Who among us can forget the miraculous transformation of Britain into an economic powerhouse so prosperous that citizens scarcely know what to do with their excess wealth? True, some persist in claiming that taxes rose, growth stagnated, and public services remained under strain. Such cynics fail to appreciate that prosperity is often best measured spiritually rather than materially.
Likewise, the NHS under Starmer reached such heights of efficiency that patients enjoyed the unique privilege of contemplating their mortality in hospital corridors for periods previously thought impossible. This was not failure; it was mindfulness.

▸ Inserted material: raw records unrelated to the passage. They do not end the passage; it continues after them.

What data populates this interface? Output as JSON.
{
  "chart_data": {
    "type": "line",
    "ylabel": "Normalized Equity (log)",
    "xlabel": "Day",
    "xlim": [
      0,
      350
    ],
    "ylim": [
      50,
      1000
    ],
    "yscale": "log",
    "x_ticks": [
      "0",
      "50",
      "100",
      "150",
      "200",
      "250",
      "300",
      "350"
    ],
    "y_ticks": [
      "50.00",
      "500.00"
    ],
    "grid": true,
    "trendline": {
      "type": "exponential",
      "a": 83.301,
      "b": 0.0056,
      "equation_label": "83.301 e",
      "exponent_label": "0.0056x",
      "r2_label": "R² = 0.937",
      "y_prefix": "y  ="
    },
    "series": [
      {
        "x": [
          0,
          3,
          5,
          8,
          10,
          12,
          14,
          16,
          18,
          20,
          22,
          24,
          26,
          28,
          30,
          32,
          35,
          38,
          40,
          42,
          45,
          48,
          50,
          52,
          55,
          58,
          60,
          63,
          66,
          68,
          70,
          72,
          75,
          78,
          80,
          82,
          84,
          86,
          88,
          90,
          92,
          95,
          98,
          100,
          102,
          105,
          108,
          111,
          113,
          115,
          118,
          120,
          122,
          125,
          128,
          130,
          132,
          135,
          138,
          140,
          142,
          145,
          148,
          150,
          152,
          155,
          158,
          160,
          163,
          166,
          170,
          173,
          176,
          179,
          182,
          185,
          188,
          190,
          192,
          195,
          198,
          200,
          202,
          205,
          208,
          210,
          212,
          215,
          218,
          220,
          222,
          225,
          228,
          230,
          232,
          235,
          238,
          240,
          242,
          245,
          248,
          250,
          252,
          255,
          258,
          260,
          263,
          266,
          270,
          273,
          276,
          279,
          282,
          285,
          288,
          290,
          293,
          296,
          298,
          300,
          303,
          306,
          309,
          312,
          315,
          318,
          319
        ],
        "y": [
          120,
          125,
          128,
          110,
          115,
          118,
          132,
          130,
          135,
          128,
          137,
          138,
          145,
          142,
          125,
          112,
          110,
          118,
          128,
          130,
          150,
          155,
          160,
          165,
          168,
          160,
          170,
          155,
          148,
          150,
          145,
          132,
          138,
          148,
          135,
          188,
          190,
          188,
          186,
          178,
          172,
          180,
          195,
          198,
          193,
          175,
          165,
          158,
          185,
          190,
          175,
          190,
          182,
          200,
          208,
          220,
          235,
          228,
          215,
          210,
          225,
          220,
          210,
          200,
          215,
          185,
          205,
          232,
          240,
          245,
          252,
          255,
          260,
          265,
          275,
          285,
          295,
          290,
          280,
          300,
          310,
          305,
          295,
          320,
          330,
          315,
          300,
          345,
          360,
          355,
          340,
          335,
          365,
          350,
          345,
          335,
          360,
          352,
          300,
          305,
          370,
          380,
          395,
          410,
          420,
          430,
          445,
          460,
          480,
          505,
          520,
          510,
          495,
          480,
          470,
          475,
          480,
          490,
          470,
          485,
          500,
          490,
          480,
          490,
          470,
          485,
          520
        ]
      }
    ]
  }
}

His achievements in housing deserve equal recognition. Renters were finally liberated from the burden of affordable accommodation and allowed to participate fully in the character-building exercise known as "competing for one flat with eighty-seven other applicants."
Yet perhaps Starmer's greatest accomplishment was his extraordinary relationship with reality. Where ordinary politicians respond to events, Starmer transcended them. Inflation, immigration, public dissatisfaction, electoral setbacks. These were not problems to him. No, they were unfortunate rumours spread by people insufficiently appreciative of progress.
Listening to his farewell speech, one was struck by the sheer courage required to describe conditions visible to millions while apparently observing an entirely different country. Such imagination would have secured him a distinguished career in fantasy literature had politics not intervened.
And so Britain bids farewell to a leader whose greatest gift was optimism. Not the ordinary optimism that sees a glass half full, but the rarer, nobler optimism that sees a champagne fountain where everyone else sees a leaking tap.
History may not judge him kindly. His colleagues certainly did not. But somewhere, in a parallel Britain where every government press release comes true, Sir Keir Starmer will forever remain the greatest Prime Minister the nation never actually had.